Playing to the positives: using synergies to enhance kelp forest restoration
Eger, AM and Marzinelli, E and Gribben, P and Johnson, CR and Layton, C and Steinberg, PD and Wood, G and Silliman, BR and Verges, A, Playing to the positives: using synergies to enhance kelp forest restoration, Frontiers in Marine Science, 7 Article 544. ISSN 2296-7745 (2020) [Refereed Article]
Copyright 2020 Eger, Marzinelli, Gribben, Johnson, Layton, Steinberg, Wood,
Silliman and Vergés. This is an open-access article distributed under the terms
of the Creative Commons Attribution License (CC BY)

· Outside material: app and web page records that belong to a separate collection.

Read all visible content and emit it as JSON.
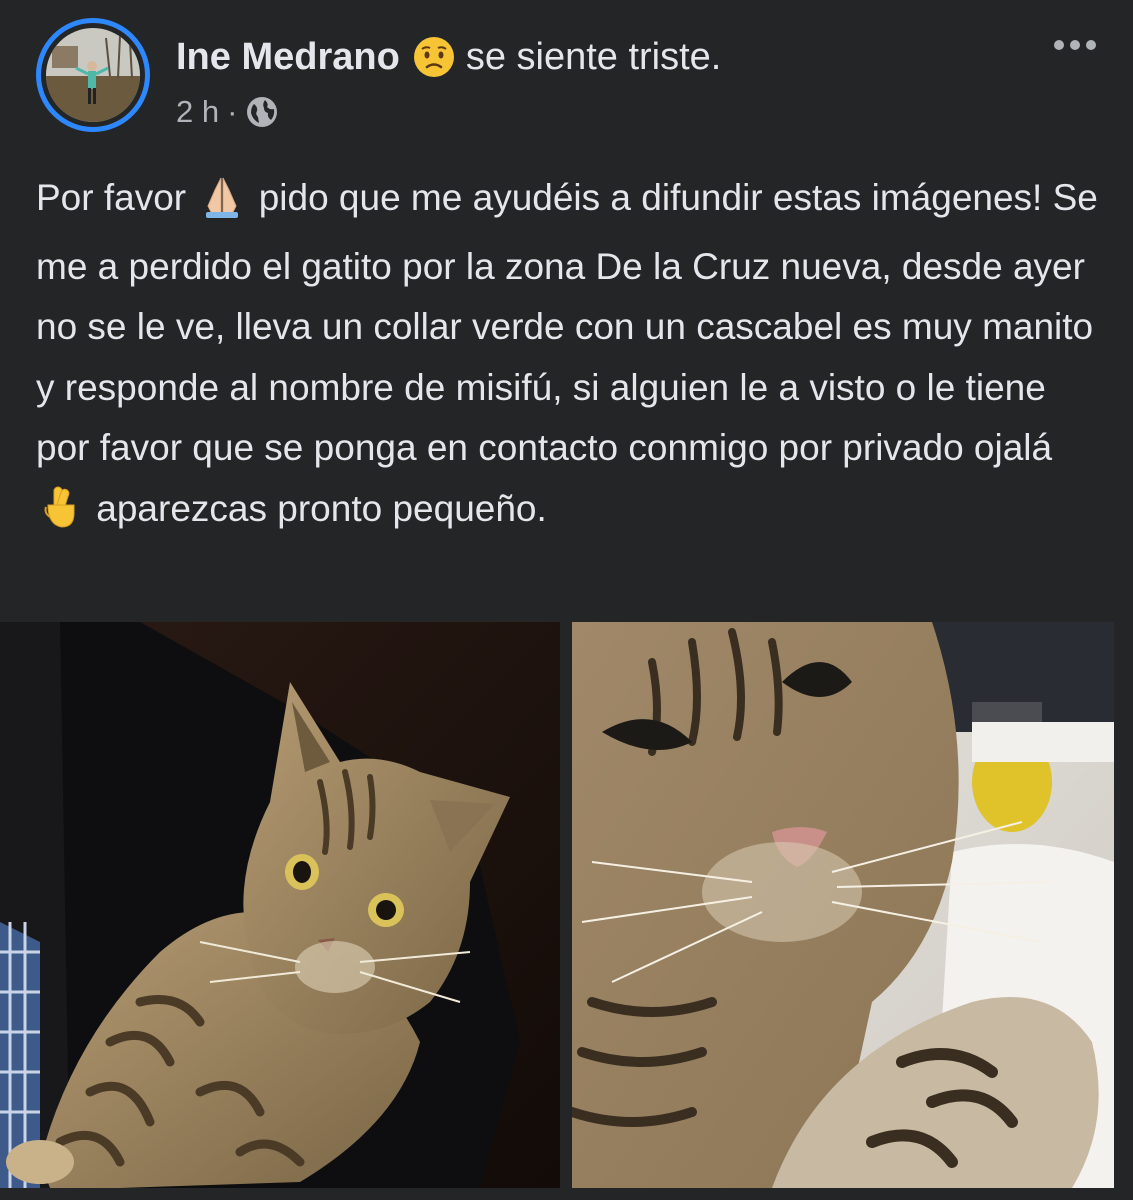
{
  "post": {
    "author": "Ine Medrano",
    "feeling": "se siente triste.",
    "feeling_icon": "sad-face-icon",
    "timestamp": "2 h",
    "separator": "·",
    "audience_icon": "globe-icon",
    "more_icon": "more-options-icon",
    "text": {
      "part1": "Por favor",
      "part2": "pido que me ayudéis a difundir estas imágenes! Se me a perdido el gatito por la zona De la Cruz nueva, desde ayer no se le ve, lleva un collar verde con un cascabel es muy manito y responde al nombre de misifú, si alguien le a visto o le tiene por favor que se ponga en contacto conmigo por privado ojalá",
      "part3": "aparezcas pronto pequeño.",
      "emoji1": "folded-hands-icon",
      "emoji2": "crossed-fingers-icon"
    },
    "photos": [
      "tabby-cat-held-photo",
      "tabby-cat-closeup-photo"
    ]
  },
  "colors": {
    "background": "#242526",
    "text_primary": "#e4e6eb",
    "text_secondary": "#b0b3b8",
    "story_ring": "#2d88ff"
  }
}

Kelp forests are highly productive foundation species along much of the world's coastline. As a result, kelp are crucial to the ecological, social, and economic well-being of coastal communities. Yet, due to a combination of acute and chronic stressors, kelp forests are under threat and have declined in many locations worldwide. Active restoration of kelp ecosystems is an emerging field that aims to reverse these declines by mitigating negative stressors and then, if needed, introducing biotic material into the environment. To date, few restoration efforts have incorporated positive species interactions. This gap presents a potential shortcoming for the field as evidence from other marine ecosystems illustrates that the inclusion of positive species interactions can enhance restoration success. Additionally, as the climate continues to warm, this approach will be particularly pertinent as positive interactions can also expand the range of physical conditions under which species can persist. Here, we highlight how practitioners can use positive density dependence within and amongst kelp species to increase the chances of restoration success. At higher trophic levels, we emphasize how co-restoring predators can prime ecosystems for restoration. We also investigate how emerging technologies in genetic and microbial selection and manipulation can increase the tolerance of target species to warming and other stressors. Finally, we provide examples of how we can use existing anthropogenic activities to facilitate restoration while performing alternative purposes. As kelp forests continue to decline and the field of kelp restoration continues to develop, it is also important that we monitor these potential advancements and ensure they do not have unintended ecosystem effects, particularly with untested techniques such as genetic and microbial manipulations. Nevertheless, incorporating positive species interactions into future restoration practice stands to promote a more holistic form of restoration that also increases the likelihood of success in a shifting seascape.